Audio codec developed by Apple and supported on iPhone, iPad, iPods, Mac and iTunes

Oct 28, 2011 08:54 GMT  ·  By

Apple has officially announced that, as of this week, the Apple Lossless Audio Codec (ALAC) is available as an open source project.

The Apple Lossless Encoder was introduced in the Mac OS X Core Audio framework in 2004 together with QuickTime 6.5.1. It was made available in iTunes as of version 4.5 and above. The codec is also implemented in AirPort Express’ implementation of AirPlay.

The new 2011-10-27 entry over at Mac OS forge reads: “The Apple Lossless Audio Codec (ALAC) is a lossless audio codec developed by Apple and deployed on all of it's platforms and devices for some years now. Apple is making the Apple Lossless Audio Codec (ALAC) available as an open source project.”

The company directs readers to the Apple Lossless Audio Codec project page for more details. There, Apple explains that “The Apple Lossless Audio Codec (ALAC) is an audio codec developed by Apple and supported on iPhone, iPad, most iPods, Mac and iTunes.”

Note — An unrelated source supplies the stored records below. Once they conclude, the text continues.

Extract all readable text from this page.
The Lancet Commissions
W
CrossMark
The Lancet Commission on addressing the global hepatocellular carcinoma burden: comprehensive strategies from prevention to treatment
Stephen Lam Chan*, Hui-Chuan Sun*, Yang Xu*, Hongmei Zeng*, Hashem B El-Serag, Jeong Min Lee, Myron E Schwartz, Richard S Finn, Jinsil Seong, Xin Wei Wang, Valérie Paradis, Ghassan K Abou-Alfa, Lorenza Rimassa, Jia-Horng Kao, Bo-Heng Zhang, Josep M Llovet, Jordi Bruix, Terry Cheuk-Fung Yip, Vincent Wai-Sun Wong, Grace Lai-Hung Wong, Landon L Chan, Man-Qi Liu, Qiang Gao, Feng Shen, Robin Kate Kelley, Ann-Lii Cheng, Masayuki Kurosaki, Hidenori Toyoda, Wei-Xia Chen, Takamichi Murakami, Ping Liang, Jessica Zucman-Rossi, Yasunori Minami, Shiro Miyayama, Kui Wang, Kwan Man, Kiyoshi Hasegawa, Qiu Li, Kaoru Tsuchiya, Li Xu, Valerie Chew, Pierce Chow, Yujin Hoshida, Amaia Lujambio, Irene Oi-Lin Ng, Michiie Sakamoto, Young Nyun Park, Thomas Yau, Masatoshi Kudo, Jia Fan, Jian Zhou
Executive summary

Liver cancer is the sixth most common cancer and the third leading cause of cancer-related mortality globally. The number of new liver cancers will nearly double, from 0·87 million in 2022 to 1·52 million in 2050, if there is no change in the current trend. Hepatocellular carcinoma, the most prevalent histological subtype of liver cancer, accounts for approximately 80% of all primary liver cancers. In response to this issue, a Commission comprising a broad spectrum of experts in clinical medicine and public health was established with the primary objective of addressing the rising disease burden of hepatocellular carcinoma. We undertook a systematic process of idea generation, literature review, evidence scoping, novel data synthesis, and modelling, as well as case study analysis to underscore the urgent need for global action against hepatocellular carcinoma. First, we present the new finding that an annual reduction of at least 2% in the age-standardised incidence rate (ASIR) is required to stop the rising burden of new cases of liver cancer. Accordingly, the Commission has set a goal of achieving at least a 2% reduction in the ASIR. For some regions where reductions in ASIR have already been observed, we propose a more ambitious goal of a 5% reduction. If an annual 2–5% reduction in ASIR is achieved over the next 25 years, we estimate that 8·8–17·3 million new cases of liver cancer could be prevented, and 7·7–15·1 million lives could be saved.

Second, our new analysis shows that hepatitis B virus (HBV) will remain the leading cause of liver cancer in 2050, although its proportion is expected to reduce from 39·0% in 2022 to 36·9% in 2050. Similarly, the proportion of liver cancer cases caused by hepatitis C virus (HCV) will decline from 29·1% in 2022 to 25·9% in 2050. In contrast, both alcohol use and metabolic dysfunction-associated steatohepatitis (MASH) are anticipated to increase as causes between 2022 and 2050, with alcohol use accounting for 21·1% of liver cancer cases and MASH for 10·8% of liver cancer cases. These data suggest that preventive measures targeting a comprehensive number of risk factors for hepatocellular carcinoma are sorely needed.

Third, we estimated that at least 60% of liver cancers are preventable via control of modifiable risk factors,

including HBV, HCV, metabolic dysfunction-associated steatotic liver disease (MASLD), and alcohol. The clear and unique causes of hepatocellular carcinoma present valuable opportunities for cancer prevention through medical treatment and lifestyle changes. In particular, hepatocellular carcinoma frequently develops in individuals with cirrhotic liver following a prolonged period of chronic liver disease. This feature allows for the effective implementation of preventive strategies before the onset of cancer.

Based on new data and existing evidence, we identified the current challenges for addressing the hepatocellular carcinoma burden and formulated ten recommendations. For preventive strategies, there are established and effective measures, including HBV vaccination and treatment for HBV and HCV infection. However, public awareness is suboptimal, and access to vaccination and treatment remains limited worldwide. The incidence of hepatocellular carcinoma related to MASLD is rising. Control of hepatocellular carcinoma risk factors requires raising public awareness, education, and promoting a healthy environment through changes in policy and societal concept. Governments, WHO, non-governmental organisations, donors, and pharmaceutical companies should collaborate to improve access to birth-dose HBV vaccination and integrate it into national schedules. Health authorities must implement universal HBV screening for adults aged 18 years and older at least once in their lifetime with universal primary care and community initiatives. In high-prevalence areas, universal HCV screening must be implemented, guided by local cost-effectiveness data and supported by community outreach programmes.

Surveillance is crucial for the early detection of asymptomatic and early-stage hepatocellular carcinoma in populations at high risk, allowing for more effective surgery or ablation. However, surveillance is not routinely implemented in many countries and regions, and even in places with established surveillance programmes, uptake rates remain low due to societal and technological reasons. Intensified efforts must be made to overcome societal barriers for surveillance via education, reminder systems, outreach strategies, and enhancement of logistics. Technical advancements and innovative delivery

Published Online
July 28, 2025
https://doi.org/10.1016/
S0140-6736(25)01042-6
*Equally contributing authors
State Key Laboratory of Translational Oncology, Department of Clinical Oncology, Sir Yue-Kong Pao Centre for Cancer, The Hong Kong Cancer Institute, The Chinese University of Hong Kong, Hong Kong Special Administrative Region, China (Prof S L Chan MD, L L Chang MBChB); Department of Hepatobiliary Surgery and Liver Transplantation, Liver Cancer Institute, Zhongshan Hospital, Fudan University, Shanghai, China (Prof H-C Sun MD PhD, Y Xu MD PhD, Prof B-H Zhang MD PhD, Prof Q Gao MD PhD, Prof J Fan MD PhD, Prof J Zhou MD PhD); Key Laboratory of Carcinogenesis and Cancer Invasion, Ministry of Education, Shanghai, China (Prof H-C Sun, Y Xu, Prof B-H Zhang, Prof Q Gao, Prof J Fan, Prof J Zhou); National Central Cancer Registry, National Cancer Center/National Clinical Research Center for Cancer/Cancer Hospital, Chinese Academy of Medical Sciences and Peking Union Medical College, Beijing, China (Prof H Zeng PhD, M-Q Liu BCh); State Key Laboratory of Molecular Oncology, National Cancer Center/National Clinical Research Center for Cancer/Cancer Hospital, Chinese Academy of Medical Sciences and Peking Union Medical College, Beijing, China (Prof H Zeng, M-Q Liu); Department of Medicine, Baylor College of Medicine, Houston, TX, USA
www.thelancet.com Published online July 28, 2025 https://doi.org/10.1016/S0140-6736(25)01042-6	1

Cupertino says that its data compression method reduces the size of audio files but does’t compromise on quality, meaning no information is lost. “A decoded ALAC stream is bit-for-bit identical to the original uncompressed audio file,” Apple confirms.

Those interested in using the format are being told that the Apple Lossless Audio Codec project contains the sources for both the ALAC encoder and the decoder.

An example command line utility, called alacconvert, is also offered to get folks up and running with the basics of reading and writing audio data to/from Core Audio Format (CAF) and WAVE files.

Also included is a description of a 'magic cookie'. You can use this with files based on the ISO base media file format (e.g. MP4 and M4A), according to Apple.

Finally, the Apple Lossless Audio Codec Project page notes that the Apple Lossless Audio Codec sources are available under the Apache license. Those interested in reviewing its terms can visit this address.